All you need are two saucepans part filled with water, a round bottomed plastic bowl and of course some Plamil chocolate. The plastic bowl does not conduct heat well and so it is ideal for raising and dropping the temperature of the chocolate slowly which is important. Remember in this process not to splash any water into the chocolate.
- Heat the water in one of the saucepans to hand warm/hot.
- Put the chocolate in the plastic bowl over the hot water and stir the chocolate until it is fully melted and runny. It’s a good idea to use a plastic spatula that that can scrape the sides of the bowl quite well.
- Move the bowl to the other saucepan with cold water in it. Keep stirring, ensuring the chocolate on the sides is always scrapped away into the middle all the time. This ensures good and even heat distribution through all the chocolate. The chocolate will start to become more difficult to stir as the temperature drops. This may take a few minutes but when this happens it will be become evenly thicker and slightly stiffer to stir. Do not let it go hard or get lumps.
- Return the bowl with the thick chocolate in it to the first saucepan and heat it only until the stiffness has gone a little. The chocolate is then ready to use.
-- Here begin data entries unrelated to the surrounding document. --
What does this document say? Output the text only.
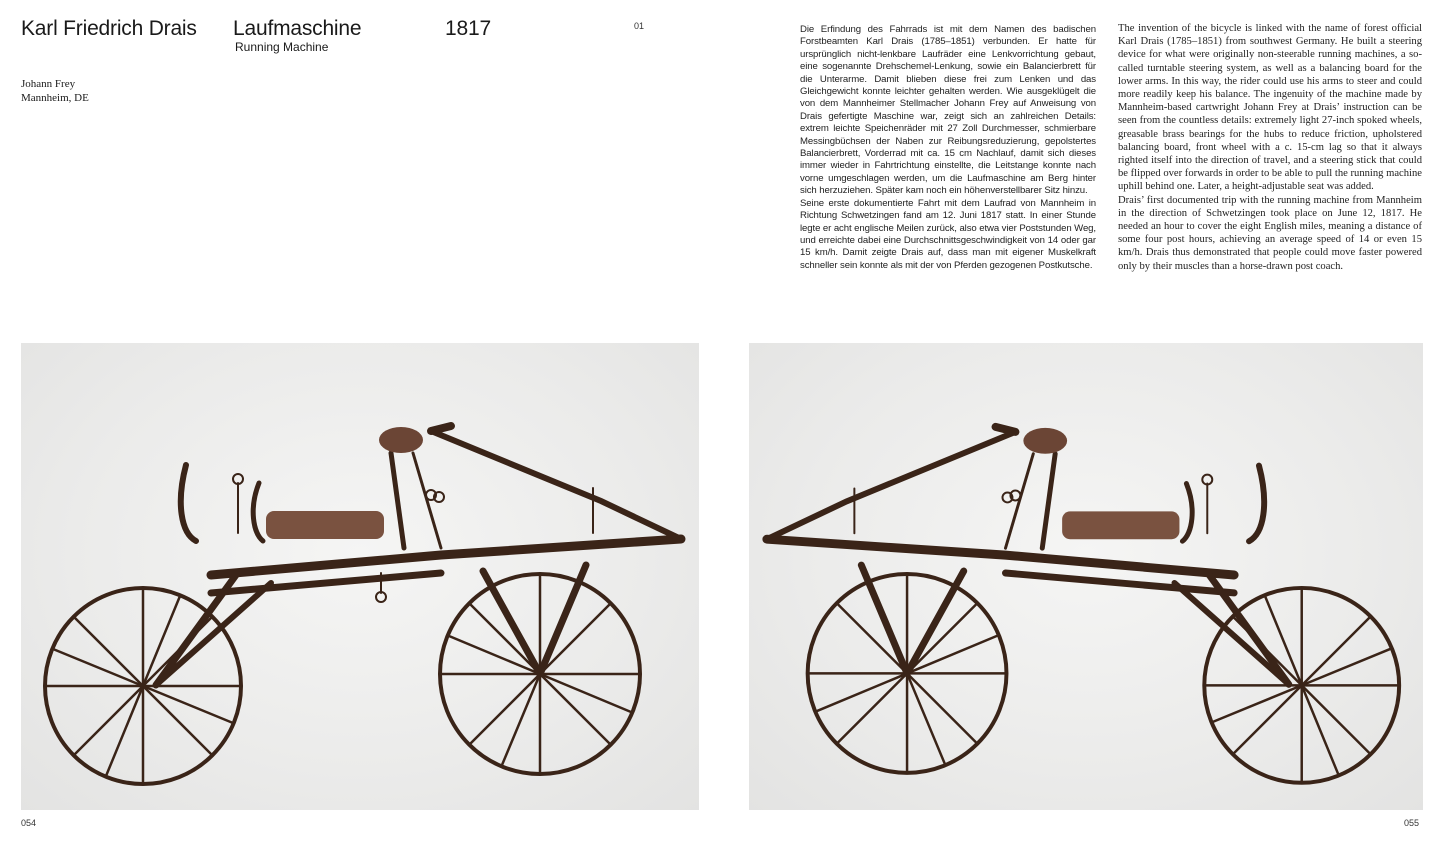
Karl Friedrich Drais Laufmaschine
Running Machine
1817	01
Johann Frey
Mannheim, DE

Die Erfindung des Fahrrads ist mit dem Namen des badischen Forstbeamten Karl Drais (1785–1851) verbunden. Er hatte für ursprünglich nicht-lenkbare Laufräder eine Lenkvorrichtung gebaut, eine sogenannte Drehschemel-Lenkung, sowie ein Balancierbrett für die Unterarme. Damit blieben diese frei zum Lenken und das Gleichgewicht konnte leichter gehalten werden. Wie ausgeklügelt die von dem Mannheimer Stellmacher Johann Frey auf Anweisung von Drais gefertigte Maschine war, zeigt sich an zahlreichen Details: extrem leichte Speichenräder mit 27 Zoll Durchmesser, schmierbare Messingbüchsen der Naben zur Reibungsreduzierung, gepolstertes Balancierbrett, Vorderrad mit ca. 15 cm Nachlauf, damit sich dieses immer wieder in Fahrtrichtung einstellte, die Leitstange konnte nach vorne umgeschlagen werden, um die Laufmaschine am Berg hinter sich herzuziehen. Später kam noch ein höhenverstellbarer Sitz hinzu.

Seine erste dokumentierte Fahrt mit dem Laufrad von Mannheim in Richtung Schwetzingen fand am 12. Juni 1817 statt. In einer Stunde legte er acht englische Meilen zurück, also etwa vier Poststunden Weg, und erreichte dabei eine Durchschnittsgeschwindigkeit von 14 oder gar 15 km/h. Damit zeigte Drais auf, dass man mit eigener Muskelkraft schneller sein konnte als mit der von Pferden gezogenen Postkutsche.

The invention of the bicycle is linked with the name of forest official Karl Drais (1785–1851) from southwest Germany. He built a steering device for what were originally non-steerable running machines, a so-called turntable steering system, as well as a balancing board for the lower arms. In this way, the rider could use his arms to steer and could more readily keep his balance. The ingenuity of the machine made by Mannheim-based cartwright Johann Frey at Drais’ instruction can be seen from the countless details: extremely light 27-inch spoked wheels, greasable brass bearings for the hubs to reduce friction, upholstered balancing board, front wheel with a c. 15-cm lag so that it always righted itself into the direction of travel, and a steering stick that could be flipped over forwards in order to be able to pull the running machine uphill behind one. Later, a height-adjustable seat was added.

Drais’ first documented trip with the running machine from Mannheim in the direction of Schwetzingen took place on June 12, 1817. He needed an hour to cover the eight English miles, meaning a distance of some four post hours, achieving an average speed of 14 or even 15 km/h. Drais thus demonstrated that people could move faster powered only by their muscles than a horse-drawn post coach.

054	055
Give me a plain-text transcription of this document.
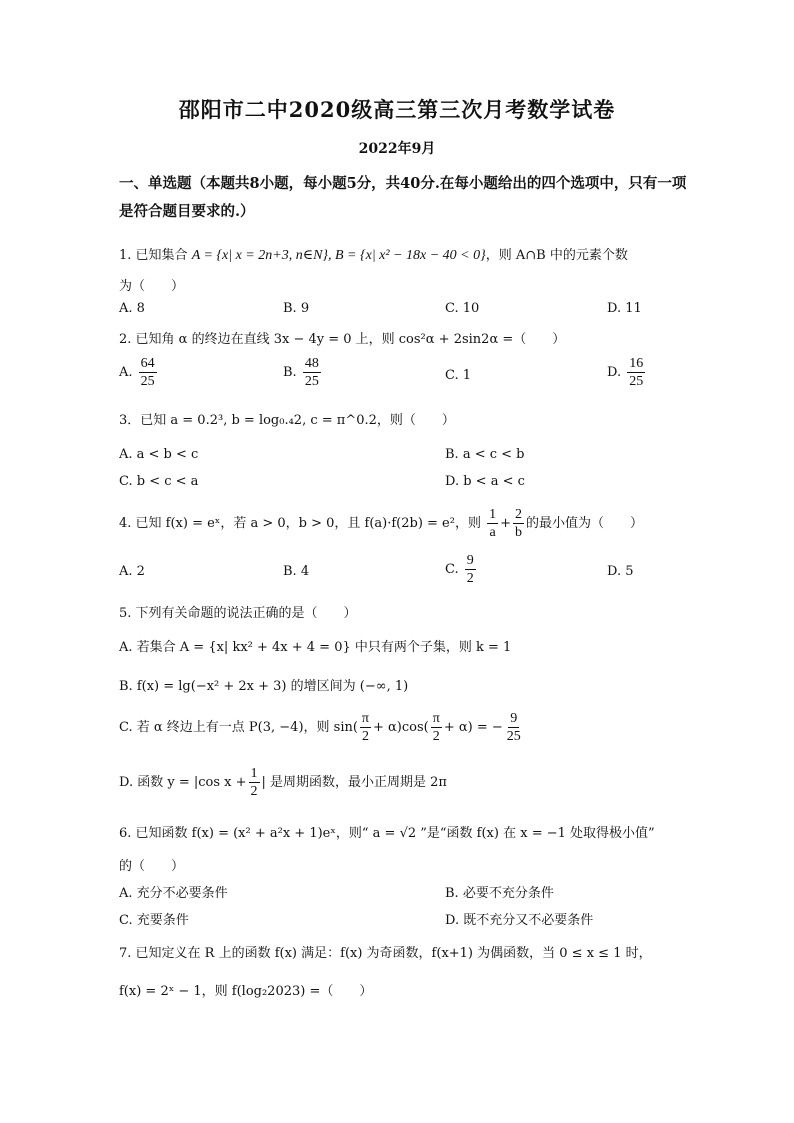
邵阳市二中2020级高三第三次月考数学试卷
2022年9月
一、单选题（本题共8小题，每小题5分，共40分.在每小题给出的四个选项中，只有一项是符合题目要求的.）
1. 已知集合 A = {x| x = 2n+3, n∈N}, B = {x| x² − 18x − 40 < 0}，则 A∩B 中的元素个数
为（　　）
A. 8	B. 9	C. 10	D. 11
2. 已知角 α 的终边在直线 3x − 4y = 0 上，则 cos²α + 2sin2α =（　　）
A. $\frac{64}{25}$	B. $\frac{48}{25}$	C. 1	D. $\frac{16}{25}$
3．已知 a = 0.2³, b = log₀.₄2, c = π^0.2，则（　　）
A. a < b < c	B. a < c < b
C. b < c < a	D. b < a < c
4. 已知 f(x) = eˣ，若 a > 0，b > 0，且 f(a)·f(2b) = e²，则 $\frac{1}{a} + \frac{2}{b}$ 的最小值为（　　）
A. 2	B. 4	C. $\frac{9}{2}$	D. 5
5. 下列有关命题的说法正确的是（　　）
A. 若集合 A = {x| kx² + 4x + 4 = 0} 中只有两个子集，则 k = 1
B. f(x) = lg(−x² + 2x + 3) 的增区间为 (−∞, 1)
C. 若 α 终边上有一点 P(3, −4)，则 $\sin( \frac{\pi}{2} + \alpha)\cos( \frac{\pi}{2} + \alpha)$ = − $\frac{9}{25}$
D. 函数 y = |cos $x + \frac{1}{2}$ | 是周期函数，最小正周期是 2π
6. 已知函数 f(x) = (x² + a²x + 1)eˣ，则“ a = √2 ”是“函数 f(x) 在 x = −1 处取得极小值”
的（　　）
A. 充分不必要条件	B. 必要不充分条件
C. 充要条件	D. 既不充分又不必要条件
7. 已知定义在 R 上的函数 f(x) 满足：f(x) 为奇函数，f(x+1) 为偶函数，当 0 ≤ x ≤ 1 时，
f(x) = 2ˣ − 1，则 f(log₂2023) =（　　）
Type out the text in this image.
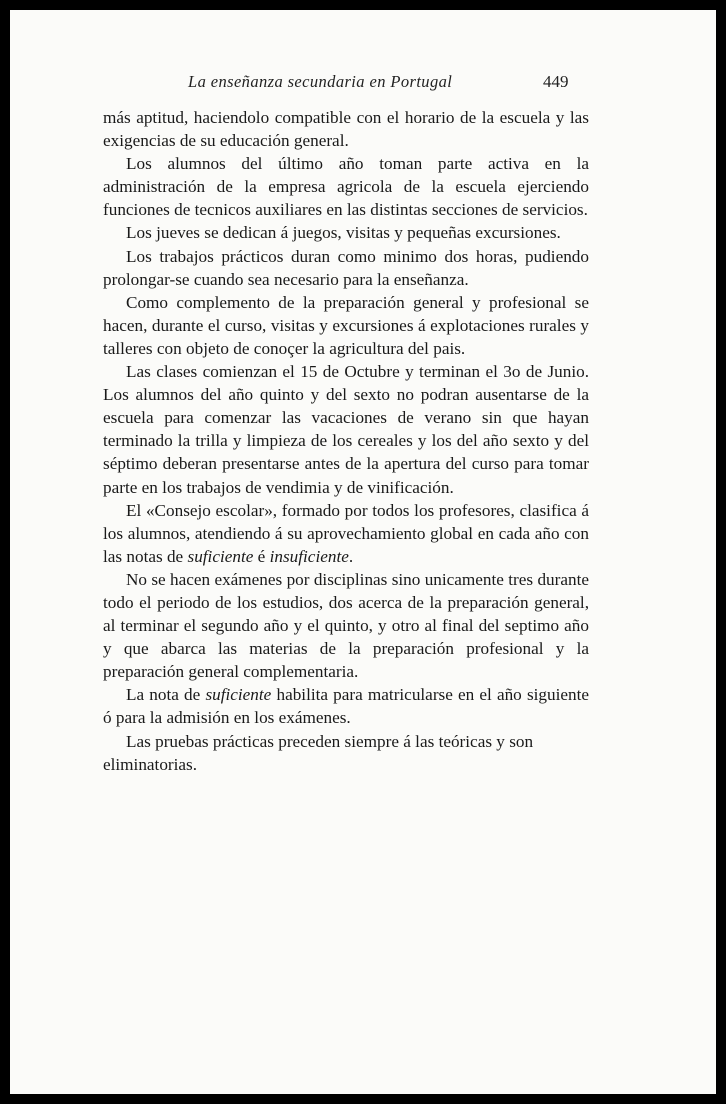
La enseñanza secundaria en Portugal	449

más aptitud, haciendolo compatible con el horario de la escuela y las exigencias de su educación general.

Los alumnos del último año toman parte activa en la administración de la empresa agricola de la escuela ejerciendo funciones de tecnicos auxiliares en las distintas secciones de servicios.

Los jueves se dedican á juegos, visitas y pequeñas excursiones.

Los trabajos prácticos duran como minimo dos horas, pudiendo prolongar-se cuando sea necesario para la enseñanza.

Como complemento de la preparación general y profesional se hacen, durante el curso, visitas y excursiones á explotaciones rurales y talleres con objeto de conoçer la agricultura del pais.

Las clases comienzan el 15 de Octubre y terminan el 3o de Junio. Los alumnos del año quinto y del sexto no podran ausentarse de la escuela para comenzar las vacaciones de verano sin que hayan terminado la trilla y limpieza de los cereales y los del año sexto y del séptimo deberan presentarse antes de la apertura del curso para tomar parte en los trabajos de vendimia y de vinificación.

El «Consejo escolar», formado por todos los profesores, clasifica á los alumnos, atendiendo á su aprovechamiento global en cada año con las notas de suficiente é insuficiente.

No se hacen exámenes por disciplinas sino unicamente tres durante todo el periodo de los estudios, dos acerca de la preparación general, al terminar el segundo año y el quinto, y otro al final del septimo año y que abarca las materias de la preparación profesional y la preparación general complementaria.

La nota de suficiente habilita para matricularse en el año siguiente ó para la admisión en los exámenes.

Las pruebas prácticas preceden siempre á las teóricas y son eliminatorias.
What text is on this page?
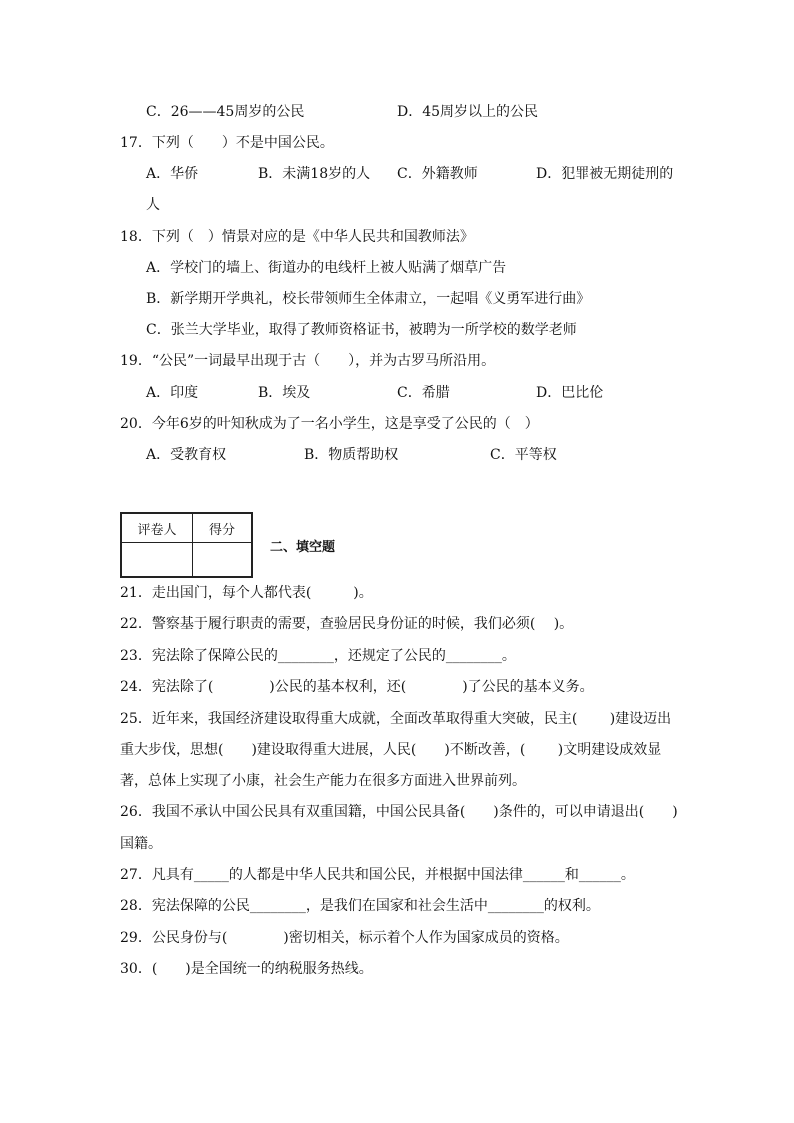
C．26——45周岁的公民	D．45周岁以上的公民
17．下列（　　）不是中国公民。
A．华侨	B．未满18岁的人 C．外籍教师	D．犯罪被无期徒刑的
人
18．下列（　）情景对应的是《中华人民共和国教师法》
A．学校门的墙上、街道办的电线杆上被人贴满了烟草广告
B．新学期开学典礼，校长带领师生全体肃立，一起唱《义勇军进行曲》
C．张兰大学毕业，取得了教师资格证书，被聘为一所学校的数学老师
19．“公民”一词最早出现于古（　　），并为古罗马所沿用。
A．印度	B．埃及	C．希腊	D．巴比伦
20．今年6岁的叶知秋成为了一名小学生，这是享受了公民的（　）
A．受教育权	B．物质帮助权	C．平等权
评卷人	得分

二、填空题
21．走出国门，每个人都代表(　　　)。
22．警察基于履行职责的需要，查验居民身份证的时候，我们必须(　 )。
23．宪法除了保障公民的________，还规定了公民的________。
24．宪法除了(　　　　)公民的基本权利，还(　　　　)了公民的基本义务。
25．近年来，我国经济建设取得重大成就，全面改革取得重大突破，民主(　　 )建设迈出
重大步伐，思想(　　)建设取得重大进展，人民(　　)不断改善，(　　 )文明建设成效显
著，总体上实现了小康，社会生产能力在很多方面进入世界前列。
26．我国不承认中国公民具有双重国籍，中国公民具备(　　)条件的，可以申请退出(　　)
国籍。
27．凡具有_____的人都是中华人民共和国公民，并根据中国法律______和______。
28．宪法保障的公民________，是我们在国家和社会生活中________的权利。
29．公民身份与(　　　　)密切相关，标示着个人作为国家成员的资格。
30．(　　)是全国统一的纳税服务热线。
- Set the chocolate in a cool place. (Be careful that dampness does not get onto the surface of chocolate when you take out from the fridge –like condensation on a water glass – as this may affect the final shine)
The whole process could take about 15 minutes for 1-200g. Final cooling a little longer. If your chocolate does not seem right, don’t worry. You will be able to repeat the whole process with the same chocolate until you get it right.
Once you have perfected your process you can pour into moulds, coat bars, thin into leaves or even coat fruit!
[Reminder do not overheat chocolate at the start with rice ingredient, as this will trigger a one way thickening that you will not be able to reverse!]
Fluidity and Tempering Chart
|Vegan Chocolat Fluidity and Tempering Guide.|
|A guide for typical users.|
|Chocolate type:||Ease of home tempering||Fluidity|
|1 = limited experience||1 = least fluid|
|5 = experience helpful||5 = most fluid|
|53% Bake Stable Chocolate. Chips||2||1|
|53% Bake stable Chocolate. Micro drops||2||1|
|60% Cocoa Chocolate. Micro drops||1||3|
|72% Cocoa Chocolate Micro drops||1||3|
|Coconut Blossom Chocolate Micro drops||3||3|
|Rice M!lk - Milk Chocolate Alternative. Chips||4- do not heat over 40C||3|
|Rice M!lk - Milk Chocolate Alternative. Micro drops||4- do not heat over 40C||3|
|Rice M!lk - Milk Chocolate Alternative (Reduced Sugar) Micro drops||4- do not heat over 40C||3|
|Oat M!lk - Milk chocolate alternative. Micro drops||3||3|
|Oat M!lk - Milk chocolate alternative. Melting buttons||3||3|
|Vegan White with Rice M!lk. Chips||4||5|
|Vegan Blonde Chocolate Alternative Oat M!lk. Micro drops||3||3|
|Vegan Blonde Chocolate Alternative Oat M!lk. Chips||3||3|
|No Added Sugar 72% Cocoa Chocolate. Chips||2||3.5|
|No Added Sugar 72% Cocoa Chocolate. Micro drops||2||3.5|
|No Added Sugar Oat M!lk. Milk Chocolate Alternative. Microdrops||2||3|
|No Added Sugar Bake Stable 71% Cocoa Chocolate. Micro drops||3||1|